So, XML. It’s actually very easy. It’s a lot like HTML, except you get to make up your own tags. The rules are:
- Any text ought to be surrounded by tags: <my_tag>text</my_tag>
- Do not nest tags. <my_tag><bold_text>text</my_tag></bold_text> is not allowed. Use <my_tag><bold_text>text</bold_text></my_tag> instead.
- There needs to be a tag that starts and ends the document. This is generally called the root node.
That’s it, mostly.* Follow those rules and you will have well-formed XML. Valid XML, however, requires a set of tag definitions to validate against.

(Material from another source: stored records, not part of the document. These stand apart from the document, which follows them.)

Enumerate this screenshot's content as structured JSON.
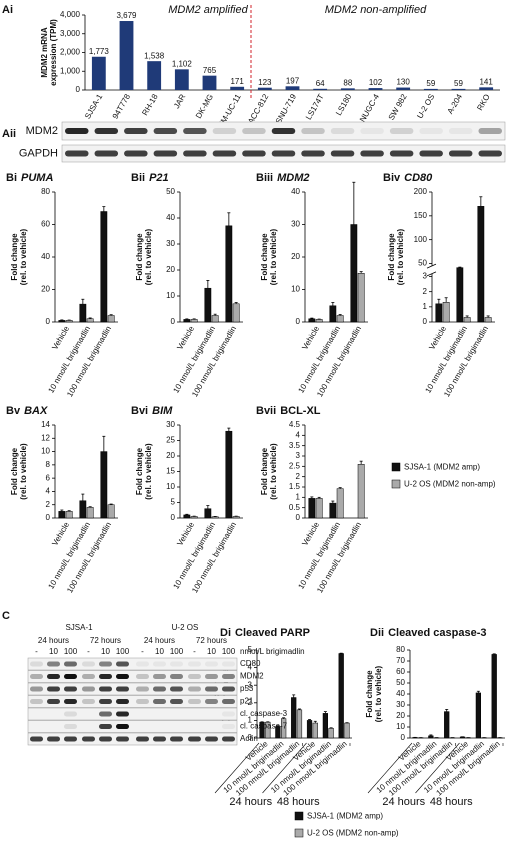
{
  "chart_data": [
    {
      "type": "bar",
      "panel": "Ai",
      "ylabel": [
        "MDM2 mRNA",
        "expression (TPM)"
      ],
      "annotations": [
        "MDM2 amplified",
        "MDM2 non-amplified"
      ],
      "categories": [
        "SJSA-1",
        "94T778",
        "RH-18",
        "JAR",
        "DK-MG",
        "UM-UC-11",
        "UACC-812",
        "SNU-719",
        "LS174T",
        "LS180",
        "NUGC-4",
        "SW 982",
        "U-2 OS",
        "A-204",
        "RKO"
      ],
      "values": [
        1773,
        3679,
        1538,
        1102,
        765,
        171,
        123,
        197,
        64,
        88,
        102,
        130,
        59,
        59,
        141
      ],
      "value_labels": [
        "1,773",
        "3,679",
        "1,538",
        "1,102",
        "765",
        "171",
        "123",
        "197",
        "64",
        "88",
        "102",
        "130",
        "59",
        "59",
        "141"
      ],
      "color": "#1f3a78",
      "ylim": [
        0,
        4000
      ],
      "yticks": [
        0,
        {
          "value": 1000,
          "label": "1,000"
        },
        {
          "value": 2000,
          "label": "2,000"
        },
        {
          "value": 3000,
          "label": "3,000"
        },
        {
          "value": 4000,
          "label": "4,000"
        }
      ]
    },
    {
      "type": "bar",
      "panel": "Bi",
      "title": "PUMA",
      "ylabel": [
        "Fold change",
        "(rel. to vehicle)"
      ],
      "categories": [
        "Vehicle",
        "10 nmol/L brigimadlin",
        "100 nmol/L brigimadlin"
      ],
      "series": [
        {
          "color": "#111111",
          "values": [
            1,
            11,
            68
          ],
          "errors": [
            0.3,
            3,
            3
          ]
        },
        {
          "color": "#aaaaaa",
          "values": [
            1,
            2,
            4
          ],
          "errors": [
            0.2,
            0.5,
            0.5
          ]
        }
      ],
      "ylim": [
        0,
        80
      ],
      "yticks": [
        0,
        20,
        40,
        60,
        80
      ]
    },
    {
      "type": "bar",
      "panel": "Bii",
      "title": "P21",
      "ylabel": [
        "Fold change",
        "(rel. to vehicle)"
      ],
      "categories": [
        "Vehicle",
        "10 nmol/L brigimadlin",
        "100 nmol/L brigimadlin"
      ],
      "series": [
        {
          "color": "#111111",
          "values": [
            1,
            13,
            37
          ],
          "errors": [
            0.2,
            3,
            5
          ]
        },
        {
          "color": "#aaaaaa",
          "values": [
            1,
            2.5,
            7
          ],
          "errors": [
            0.2,
            0.5,
            0.5
          ]
        }
      ],
      "ylim": [
        0,
        50
      ],
      "yticks": [
        0,
        10,
        20,
        30,
        40,
        50
      ]
    },
    {
      "type": "bar",
      "panel": "Biii",
      "title": "MDM2",
      "ylabel": [
        "Fold change",
        "(rel. to vehicle)"
      ],
      "categories": [
        "Vehicle",
        "10 nmol/L brigimadlin",
        "100 nmol/L brigimadlin"
      ],
      "series": [
        {
          "color": "#111111",
          "values": [
            1,
            5,
            30
          ],
          "errors": [
            0.2,
            1,
            13
          ]
        },
        {
          "color": "#aaaaaa",
          "values": [
            0.8,
            2,
            15
          ],
          "errors": [
            0.1,
            0.3,
            0.5
          ]
        }
      ],
      "ylim": [
        0,
        40
      ],
      "yticks": [
        0,
        10,
        20,
        30,
        40
      ]
    },
    {
      "type": "bar",
      "panel": "Biv",
      "title": "CD80",
      "ylabel": [
        "Fold change",
        "(rel. to vehicle)"
      ],
      "categories": [
        "Vehicle",
        "10 nmol/L brigimadlin",
        "100 nmol/L brigimadlin"
      ],
      "series": [
        {
          "color": "#111111",
          "values": [
            1.2,
            35,
            170
          ],
          "errors": [
            0.3,
            2,
            20
          ]
        },
        {
          "color": "#aaaaaa",
          "values": [
            1.3,
            0.3,
            0.3
          ],
          "errors": [
            0.3,
            0.1,
            0.1
          ]
        }
      ],
      "ylim": [
        0,
        200
      ],
      "ybreak": [
        3,
        50
      ],
      "yticks": [
        0,
        1,
        2,
        3,
        50,
        100,
        150,
        200
      ]
    },
    {
      "type": "bar",
      "panel": "Bv",
      "title": "BAX",
      "ylabel": [
        "Fold change",
        "(rel. to vehicle)"
      ],
      "categories": [
        "Vehicle",
        "10 nmol/L brigimadlin",
        "100 nmol/L brigimadlin"
      ],
      "series": [
        {
          "color": "#111111",
          "values": [
            1,
            2.6,
            10
          ],
          "errors": [
            0.2,
            1,
            2.3
          ]
        },
        {
          "color": "#aaaaaa",
          "values": [
            1,
            1.6,
            2
          ],
          "errors": [
            0.1,
            0.1,
            0.1
          ]
        }
      ],
      "ylim": [
        0,
        14
      ],
      "yticks": [
        0,
        2,
        4,
        6,
        8,
        10,
        12,
        14
      ]
    },
    {
      "type": "bar",
      "panel": "Bvi",
      "title": "BIM",
      "ylabel": [
        "Fold change",
        "(rel. to vehicle)"
      ],
      "categories": [
        "Vehicle",
        "10 nmol/L brigimadlin",
        "100 nmol/L brigimadlin"
      ],
      "series": [
        {
          "color": "#111111",
          "values": [
            1,
            3,
            28
          ],
          "errors": [
            0.2,
            1,
            1
          ]
        },
        {
          "color": "#aaaaaa",
          "values": [
            0.5,
            0.4,
            0.5
          ],
          "errors": [
            0.1,
            0.1,
            0.1
          ]
        }
      ],
      "ylim": [
        0,
        30
      ],
      "yticks": [
        0,
        5,
        10,
        15,
        20,
        25,
        30
      ]
    },
    {
      "type": "bar",
      "panel": "Bvii",
      "title": "BCL-XL",
      "ylabel": [
        "Fold change",
        "(rel. to vehicle)"
      ],
      "categories": [
        "Vehicle",
        "10 nmol/L brigimadlin",
        "100 nmol/L brigimadlin"
      ],
      "series": [
        {
          "name": "SJSA-1 (MDM2 amp)",
          "color": "#111111",
          "values": [
            0.95,
            0.72,
            null
          ],
          "errors": [
            0.07,
            0.1,
            null
          ]
        },
        {
          "name": "U-2 OS (MDM2 non-amp)",
          "color": "#aaaaaa",
          "values": [
            0.95,
            1.42,
            2.6
          ],
          "errors": [
            0.05,
            0.05,
            0.15
          ]
        }
      ],
      "ylim": [
        0,
        4.5
      ],
      "yticks": [
        0,
        0.5,
        1,
        1.5,
        2,
        2.5,
        3,
        3.5,
        4,
        4.5
      ],
      "legend": "right"
    },
    {
      "type": "bar",
      "panel": "Di",
      "title": "Cleaved PARP",
      "ylabel": [
        "Fold change",
        "(rel. to vehicle)"
      ],
      "categories": [
        "Vehicle",
        "10 nmol/L brigimadlin",
        "100 nmol/L brigimadlin",
        "Vehicle",
        "10 nmol/L brigimadlin",
        "100 nmol/L brigimadlin"
      ],
      "group_labels": [
        "24 hours",
        "48 hours"
      ],
      "series": [
        {
          "color": "#111111",
          "values": [
            0.9,
            0.65,
            2.3,
            1.0,
            1.4,
            4.8
          ],
          "errors": [
            0.02,
            0.05,
            0.15,
            0.05,
            0.1,
            0.02
          ]
        },
        {
          "color": "#aaaaaa",
          "values": [
            0.9,
            1.1,
            1.6,
            0.85,
            0.55,
            0.85
          ],
          "errors": [
            0.02,
            0.05,
            0.05,
            0.1,
            0.03,
            0.02
          ]
        }
      ],
      "ylim": [
        0,
        5
      ],
      "yticks": [
        0,
        1,
        2,
        3,
        4,
        5
      ]
    },
    {
      "type": "bar",
      "panel": "Dii",
      "title": "Cleaved caspase-3",
      "ylabel": [
        "Fold change",
        "(rel. to vehicle)"
      ],
      "categories": [
        "Vehicle",
        "10 nmol/L brigimadlin",
        "100 nmol/L brigimadlin",
        "Vehicle",
        "10 nmol/L brigimadlin",
        "100 nmol/L brigimadlin"
      ],
      "group_labels": [
        "24 hours",
        "48 hours"
      ],
      "series": [
        {
          "name": "SJSA-1 (MDM2 amp)",
          "color": "#111111",
          "values": [
            0.5,
            2,
            24,
            1,
            41,
            76
          ],
          "errors": [
            0.1,
            0.8,
            2,
            0.1,
            1.5,
            0.5
          ]
        },
        {
          "name": "U-2 OS (MDM2 non-amp)",
          "color": "#aaaaaa",
          "values": [
            0.3,
            0.3,
            0.3,
            0.3,
            0.3,
            0.3
          ],
          "errors": [
            0.05,
            0.05,
            0.05,
            0.05,
            0.05,
            0.05
          ]
        }
      ],
      "ylim": [
        0,
        80
      ],
      "yticks": [
        0,
        10,
        20,
        30,
        40,
        50,
        60,
        70,
        80
      ],
      "legend": "bottom"
    }
  ],
  "blots": {
    "Aii": {
      "panel": "Aii",
      "rows": [
        "MDM2",
        "GAPDH"
      ]
    },
    "C": {
      "panel": "C",
      "cell_lines": [
        "SJSA-1",
        "U-2 OS"
      ],
      "timepoints": [
        "24 hours",
        "72 hours",
        "24 hours",
        "72 hours"
      ],
      "doses": [
        "-",
        "10",
        "100",
        "-",
        "10",
        "100",
        "-",
        "10",
        "100",
        "-",
        "10",
        "100"
      ],
      "treatment": "nmol/L brigimadlin",
      "rows": [
        "CD80",
        "MDM2",
        "p53",
        "p21",
        "cl. caspase-3",
        "cl. caspase-7",
        "Actin"
      ]
    }
  }
}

Those rules are written in a dtd file. Like so:
<!ELEMENT my_tag (tags and stuff my_tag can contain) >
A dtd needs an
ELEMENT declaration for every tag in your XML file. Note that in my previous post, I showed two dtds for two XML files. A line like so:
<!ELEMENT english_term (#PCDATA)>
means that the tag <
english_term> contains text but no other tags. A line like so:
<!ELEMENT english_entry (english_term, pronunciation, definitions+, subentry*)>
lists the tags that <
english_entry>...</ contains. Note that some of these tags have characters after them: +, *, ?. Those have a special meaning:
- + means that 1 or more tags of this type can exist within the defined tag
- * means that zero or more tags of this type can exist within the defined tag
- ? means that zero or 1 tag of this type can exist within the defined tag
- no mark means that 1 tag of this type must exist within the defined tag
There. That is basic (very basic) XML. Easy!
*Then there are attributes and namespaces and other optional complications.